RMS, the world’s leading catastrophe risk solutions company, estimates onshore and offshore U.S. insured losses from Hurricane Ida in the Gulf of Mexico to be between US$25 and US$35 billion. The estimate includes losses to the National Flood Insurance Program (NFIP) in the four impacted Gulf Coast states (Alabama, Florida, Louisiana and Mississippi) in the range of US$2.3–$4 billion.
This estimate includes wind, storm surge, and inland flood losses across only the impacted Gulf states in the landfall region — Alabama, Florida, Louisiana and Mississippi — based on analysis of RMS ensemble footprints in Version 21 of the RMS North Atlantic Hurricane Models and estimates from the RMS U.S. Inland Flood HD Model. RMS ensemble footprints are reconstructions of Ida’s hazard that capture the uncertainties surrounding observed winds and storm surge. This estimate excludes wind and inland flooding impacts in Ohio Valley, Mid-Atlantic, and Northeast U.S. regions, which will be communicated in the coming days once the full extent of damage is known.
Losses reflect property damage and business interruption to residential, commercial, automobile, industrial, infrastructure, marine cargo and specie, watercraft, and other speciality lines of business, along with post-event loss amplification (PLA) and non-modeled sources of loss.
“Ida was near Category 5 intensity at its landfall and remained for six hours at Category 4 intensity moving inland. The buildings and infrastructure in this region have never experienced such a strong hurricane wind intensity. Due to major damage to power plants, as well as transmission and distribution lines, the widespread power outage will significantly delay full recovery. We expect material impacts to specialty lines from this event. Southern Louisiana has a high concentration of petrochemical plants, refineries, marine cargo and port exposures, power plants and other high-value industrial facilities that were impacted by Ida.

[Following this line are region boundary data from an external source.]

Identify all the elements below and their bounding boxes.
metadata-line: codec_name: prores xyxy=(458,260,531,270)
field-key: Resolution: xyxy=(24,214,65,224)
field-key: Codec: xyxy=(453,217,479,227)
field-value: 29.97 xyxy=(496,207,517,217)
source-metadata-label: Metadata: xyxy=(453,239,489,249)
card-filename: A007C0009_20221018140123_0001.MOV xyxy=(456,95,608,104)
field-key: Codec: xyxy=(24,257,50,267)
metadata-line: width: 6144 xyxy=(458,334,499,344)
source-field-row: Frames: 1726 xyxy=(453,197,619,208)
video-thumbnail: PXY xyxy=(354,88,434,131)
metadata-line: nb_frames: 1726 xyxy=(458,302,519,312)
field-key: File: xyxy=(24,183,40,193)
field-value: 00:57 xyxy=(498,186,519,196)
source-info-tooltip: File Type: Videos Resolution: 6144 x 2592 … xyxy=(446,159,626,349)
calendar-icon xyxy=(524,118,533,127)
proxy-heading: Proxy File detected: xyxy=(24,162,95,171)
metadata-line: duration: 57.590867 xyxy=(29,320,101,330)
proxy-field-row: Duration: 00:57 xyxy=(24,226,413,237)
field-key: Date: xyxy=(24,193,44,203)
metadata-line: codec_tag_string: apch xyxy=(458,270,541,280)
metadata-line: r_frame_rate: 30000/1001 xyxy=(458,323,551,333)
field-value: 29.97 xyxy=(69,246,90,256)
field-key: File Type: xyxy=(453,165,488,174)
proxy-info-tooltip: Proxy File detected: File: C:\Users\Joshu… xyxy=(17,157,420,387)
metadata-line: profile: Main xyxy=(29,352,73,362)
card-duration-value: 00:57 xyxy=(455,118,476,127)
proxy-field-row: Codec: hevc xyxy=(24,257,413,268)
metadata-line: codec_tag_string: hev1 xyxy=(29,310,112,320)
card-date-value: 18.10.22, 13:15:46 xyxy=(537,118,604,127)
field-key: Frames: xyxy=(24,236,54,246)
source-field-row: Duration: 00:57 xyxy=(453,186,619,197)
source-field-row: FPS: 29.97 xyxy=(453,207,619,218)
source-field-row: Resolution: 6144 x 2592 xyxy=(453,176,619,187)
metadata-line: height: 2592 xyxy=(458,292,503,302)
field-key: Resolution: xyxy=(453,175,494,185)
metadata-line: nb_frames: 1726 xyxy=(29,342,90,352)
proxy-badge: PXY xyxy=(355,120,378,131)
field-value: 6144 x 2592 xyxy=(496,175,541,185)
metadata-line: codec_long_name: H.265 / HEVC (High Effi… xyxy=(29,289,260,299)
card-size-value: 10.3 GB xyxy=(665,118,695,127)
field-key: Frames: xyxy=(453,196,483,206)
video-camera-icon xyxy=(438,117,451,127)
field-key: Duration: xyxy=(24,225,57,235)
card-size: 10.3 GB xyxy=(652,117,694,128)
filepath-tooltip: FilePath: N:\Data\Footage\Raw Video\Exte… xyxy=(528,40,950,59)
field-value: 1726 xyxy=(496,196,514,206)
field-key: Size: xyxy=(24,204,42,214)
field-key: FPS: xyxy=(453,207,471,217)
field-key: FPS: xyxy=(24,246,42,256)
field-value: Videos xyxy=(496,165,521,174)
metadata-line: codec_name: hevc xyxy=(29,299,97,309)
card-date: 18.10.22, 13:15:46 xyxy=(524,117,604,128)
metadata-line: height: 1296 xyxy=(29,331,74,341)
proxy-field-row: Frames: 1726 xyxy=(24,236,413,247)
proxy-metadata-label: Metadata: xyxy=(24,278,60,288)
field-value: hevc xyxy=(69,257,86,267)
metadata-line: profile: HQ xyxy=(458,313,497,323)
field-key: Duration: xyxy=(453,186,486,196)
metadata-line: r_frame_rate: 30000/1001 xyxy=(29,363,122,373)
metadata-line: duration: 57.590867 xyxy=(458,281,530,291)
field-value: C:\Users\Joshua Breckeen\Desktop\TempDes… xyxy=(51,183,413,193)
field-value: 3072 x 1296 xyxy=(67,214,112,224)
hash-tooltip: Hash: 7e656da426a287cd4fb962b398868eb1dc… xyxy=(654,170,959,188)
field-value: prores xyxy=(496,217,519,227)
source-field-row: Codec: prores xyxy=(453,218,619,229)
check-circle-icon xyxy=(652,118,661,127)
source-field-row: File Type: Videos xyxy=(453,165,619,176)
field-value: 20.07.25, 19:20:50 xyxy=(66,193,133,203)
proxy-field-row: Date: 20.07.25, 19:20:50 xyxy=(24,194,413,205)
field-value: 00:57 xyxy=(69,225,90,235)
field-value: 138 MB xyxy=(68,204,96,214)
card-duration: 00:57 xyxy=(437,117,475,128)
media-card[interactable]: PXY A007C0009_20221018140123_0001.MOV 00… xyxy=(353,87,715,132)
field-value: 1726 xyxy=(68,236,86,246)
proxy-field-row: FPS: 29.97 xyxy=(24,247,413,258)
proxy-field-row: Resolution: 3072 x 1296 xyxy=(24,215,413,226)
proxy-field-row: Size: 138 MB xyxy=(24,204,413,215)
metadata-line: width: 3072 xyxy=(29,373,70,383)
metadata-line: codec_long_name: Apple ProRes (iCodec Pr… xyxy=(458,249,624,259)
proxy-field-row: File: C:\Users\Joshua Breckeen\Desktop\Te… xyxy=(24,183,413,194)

These businesses rely heavily on the state’s power grid. With prolonged anticipated recovery times, we expect material business interruption losses to these lines on top of varying degrees of infrastructure damage they sustained,” said Mohsen Rahnama, Chief Risk Modeling Officer, RMS.
The estimate also includes US$2.3–$4 billion losses to the National Flood Insurance Program (NFIP) in the Gulf Coast states. NFIP losses were derived using RMS’ view of NFIP exposure based on 2019 policy-in-force data published by FEMA, the Version 21 North Atlantic Hurricane Models, and the U.S. Inland Flood HD Model.
RMS expects insured wind losses in this event to be driven by residential lines, and insured water-related losses to be dominated by commercial and industrial lines.
Additionally, RMS estimates insured losses to offshore platforms, rigs, and pipelines in the Gulf of Mexico to be between US$0.7–$1.5 billion from wind and wave-driven damages. Offshore losses are based on the August 2021 vintage of the RMS Offshore Platform Industry Exposure Database.
Hurricane Ida was the ninth named storm of the 2021 North Atlantic hurricane season, the fourth hurricane, and the fifth named storm to make landfall in the U.S. this season. Ida was also the fourth hurricane to make landfall in Louisiana since 2020, following Hurricanes’ Laura, Delta, and Zeta. Over two months still remain in the 2021 North Atlantic hurricane season, officially ending on November 30.
RMS industry loss estimates for landfalling U.S. hurricanes are comprehensive, reflecting modeled and non-modeled impacts from all major drivers of damage, including wind, storm surge, and inland flooding.